Caldeirão Político

Sábado, 04 de Abril de 2020, 17h:21

BRASIL REGISTRA 10.278 CASOS CONFIRMADOS DE DE CORONAVÍRUS E 432 MORTES

Redação

Os números estão consolidados com as informações que foram repassadas pelas Secretarias Estaduais de Saúde ao Ministério da Saúde até às 15h deste sábado (4).

Em uma semana, as mortes quase quadruplicaram, comparando-se os dados entre 28 de março e 4 de abril. O número saltou de 114 para 432 (O Ministério corrigiu o número de mortos de 431 para 432). A taxa de letalidade é de 4% e a maior parte dos óbitos é de pessoas com mais de 60 anos com algum problema cardíaco ou diabetes.

Na avaliação do Ministério da Saúde, São Paulo, Rio, Ceará e Amazonas são os estados que deverão apresentar maior preocupação por conta do aumento rápido de casos.

“Estamos percebendo que estes estados devem fazer essa transição para um maior número de casos”, disse João Gabbardo, secretário-executivo do Ministério da Saúde, que comandou a coletiva de imprensa que a pasta promoveu neste sábado.

A incidência medida do novo coronavírus no Brasil é de 4,9 casos a cada grupo de 100 mil habitantes. A proporção varia conforme o estado, e é superior no Distrito Federal (14,9 casos), seguido por São Paulo (9,6), Ceará (7,9), Amazonas (7,4), Rio de Janeiro (7,2), Rio Grande do Norte (6), Roraima (5,9) e Acre (5,1).

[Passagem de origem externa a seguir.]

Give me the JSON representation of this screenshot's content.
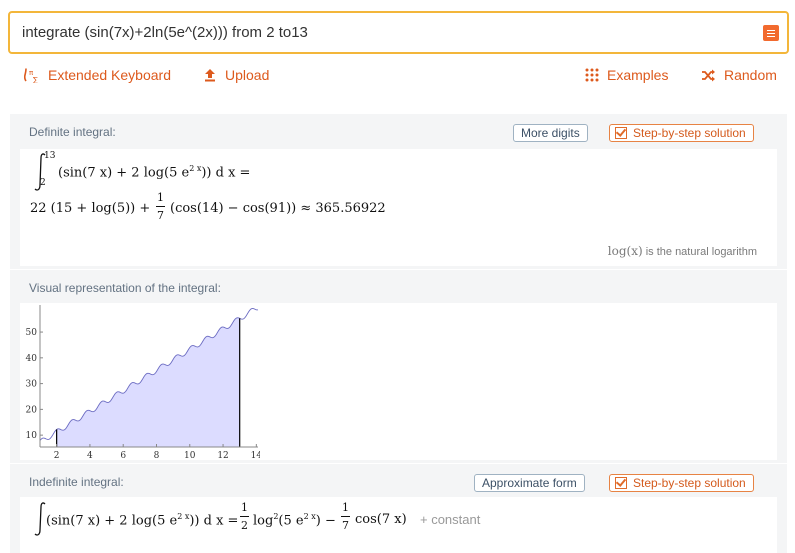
{
  "search": {
    "value": "integrate (sin(7x)+2ln(5e^(2x))) from 2 to13"
  },
  "toolbar": {
    "extended_keyboard": "Extended Keyboard",
    "upload": "Upload",
    "examples": "Examples",
    "random": "Random"
  },
  "definite": {
    "title": "Definite integral:",
    "more_digits": "More digits",
    "step_by_step": "Step-by-step solution",
    "lower": "2",
    "upper": "13",
    "integrand": "(sin(7 x) + 2 log(5 e",
    "exp": "2 x",
    "integrand_end": ")) d x =",
    "result_a": "22 (15 + log(5)) +",
    "frac_num": "1",
    "frac_den": "7",
    "result_b": "(cos(14) − cos(91)) ≈ 365.56922",
    "note_fn": "log(x)",
    "note_text": "is the natural logarithm"
  },
  "visual": {
    "title": "Visual representation of the integral:"
  },
  "chart_data": {
    "type": "area",
    "title": "",
    "xlabel": "",
    "ylabel": "",
    "function": "sin(7x)+2ln(5e^(2x))",
    "shaded_interval": [
      2,
      13
    ],
    "xlim": [
      1.0,
      14.1
    ],
    "ylim": [
      5.4,
      60.5
    ],
    "x_ticks": [
      2,
      4,
      6,
      8,
      10,
      12,
      14
    ],
    "y_ticks": [
      10,
      20,
      30,
      40,
      50
    ],
    "colors": {
      "curve": "#6b6bc2",
      "fill": "#dcdcff",
      "bounds": "#000000"
    }
  },
  "indefinite": {
    "title": "Indefinite integral:",
    "approx": "Approximate form",
    "step_by_step": "Step-by-step solution",
    "lhs_a": "(sin(7 x) + 2 log(5 e",
    "lhs_exp": "2 x",
    "lhs_b": ")) d x =",
    "f1_num": "1",
    "f1_den": "2",
    "log2": "log",
    "log2_sup": "2",
    "log2_arg": "(5 e",
    "log2_exp": "2 x",
    "log2_end": ") −",
    "f2_num": "1",
    "f2_den": "7",
    "cos": "cos(7 x)",
    "constant": "+ constant"
  }
}
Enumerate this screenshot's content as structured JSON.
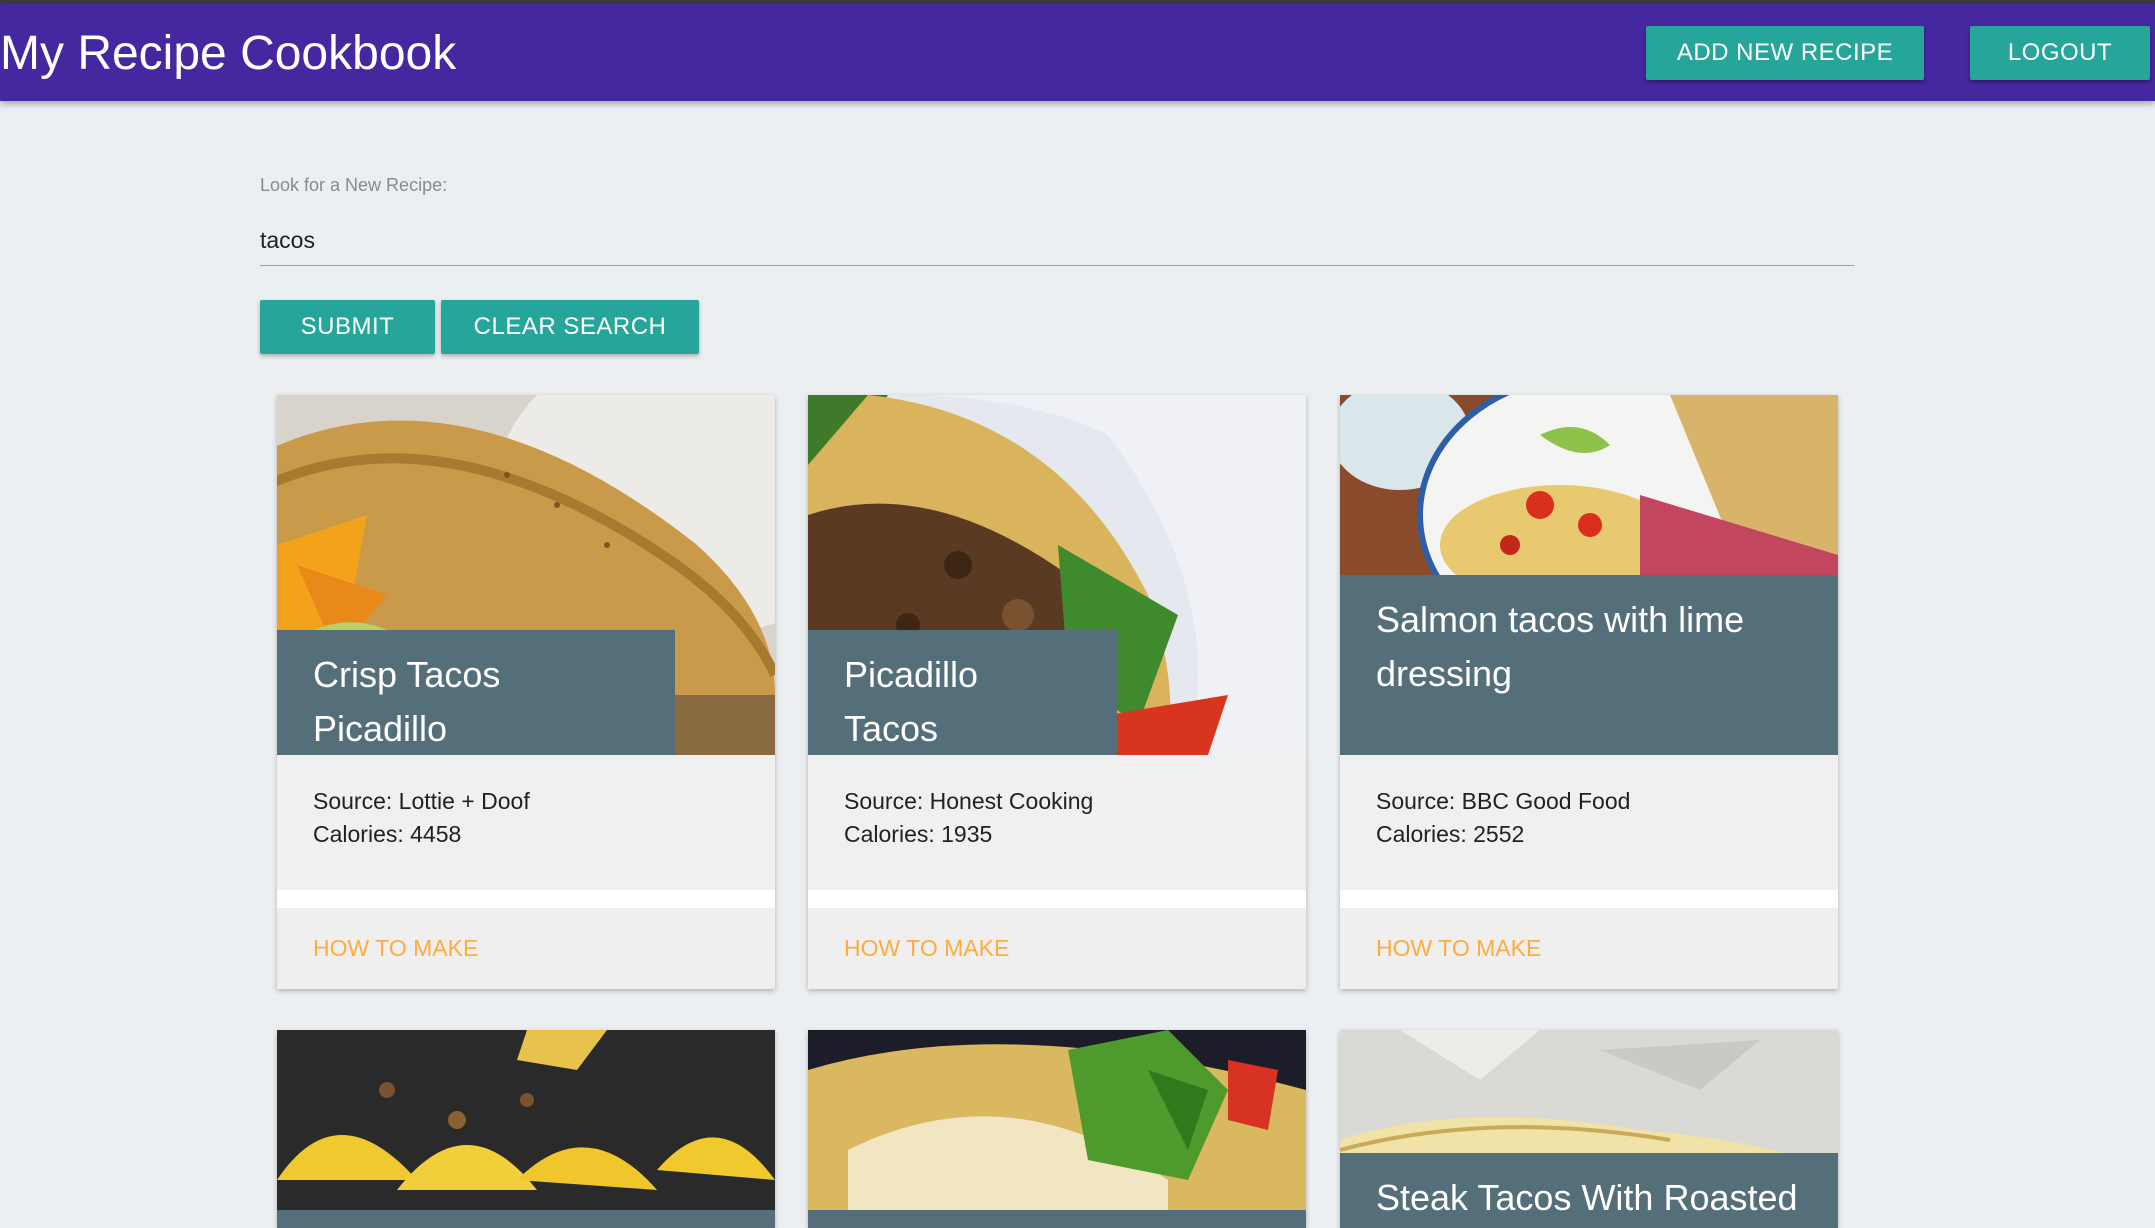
{
  "header": {
    "title": "My Recipe Cookbook",
    "add_button": "ADD NEW RECIPE",
    "logout_button": "LOGOUT"
  },
  "search": {
    "label": "Look for a New Recipe:",
    "value": "tacos",
    "submit_label": "SUBMIT",
    "clear_label": "CLEAR SEARCH"
  },
  "recipes": [
    {
      "title": "Crisp Tacos Picadillo",
      "source": "Source: Lottie + Doof",
      "calories": "Calories: 4458",
      "link": "HOW TO MAKE"
    },
    {
      "title": "Picadillo Tacos",
      "source": "Source: Honest Cooking",
      "calories": "Calories: 1935",
      "link": "HOW TO MAKE"
    },
    {
      "title": "Salmon tacos with lime dressing",
      "source": "Source: BBC Good Food",
      "calories": "Calories: 2552",
      "link": "HOW TO MAKE"
    },
    {
      "title": ""
    },
    {
      "title": ""
    },
    {
      "title": "Steak Tacos With Roasted"
    }
  ],
  "colors": {
    "appbar": "#4527a0",
    "button": "#26a69a",
    "card_title_bg": "#546e7a",
    "link": "#ffab40",
    "background": "#eceff1"
  }
}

Os óbitos afligem mais os homens (57,6%) do que as mulheres (42,4%), de acordo com total de mortes apuradas até ontem. Oito de cada dez óbitos ocorreram com pessoas com mais de 60 anos. A mesma proporção de pessoas que faleceram apresentava pelo menos um fator de risco de morte como cardiopatias, diabetes, problema nos pulmões e doenças neurológicas.

"Passaporte de imunidade"


Segundo Gabbardo, o ministério da Saúde pensa em formas de criar uma espécie de “passaporte da imunidade”, uma identificação para pessoas que contraíram o novo coronavírus, se recuperaram totalmente e já possuem anticorpos. Essas pessoas, segundo o secretário, não podem mais transmitir ou ser infectadas, e já adquiriram imunidade. Elas podem ser úteis no contato com grupos sensíveis, como idosos, e possivelmente são aptas a retomar certas atividades.

Cidades sem casos


O secretário afirmou, ainda, que fechar cidades ou municípios que não contabilizam nenhum caso do novo coronavírus pode ser “uma medida excessiva”. “Não significa que vai ficar assim para sempre. Podemos fechar, abrir, se julgar necessário. Acho que isso merece uma discussão. Pode ser que tenha sido antes da hora, e merece uma análise melhor”, afirmou. Gabbardo citou, entretanto, que o relaxamento da quarentena e do isolamento social deve acontecer apenas após a aquisição de material suficiente para lidar com uma larga escala da população. "Já estamos fortes, mas queremos ficar mais fortes ainda", concluiu.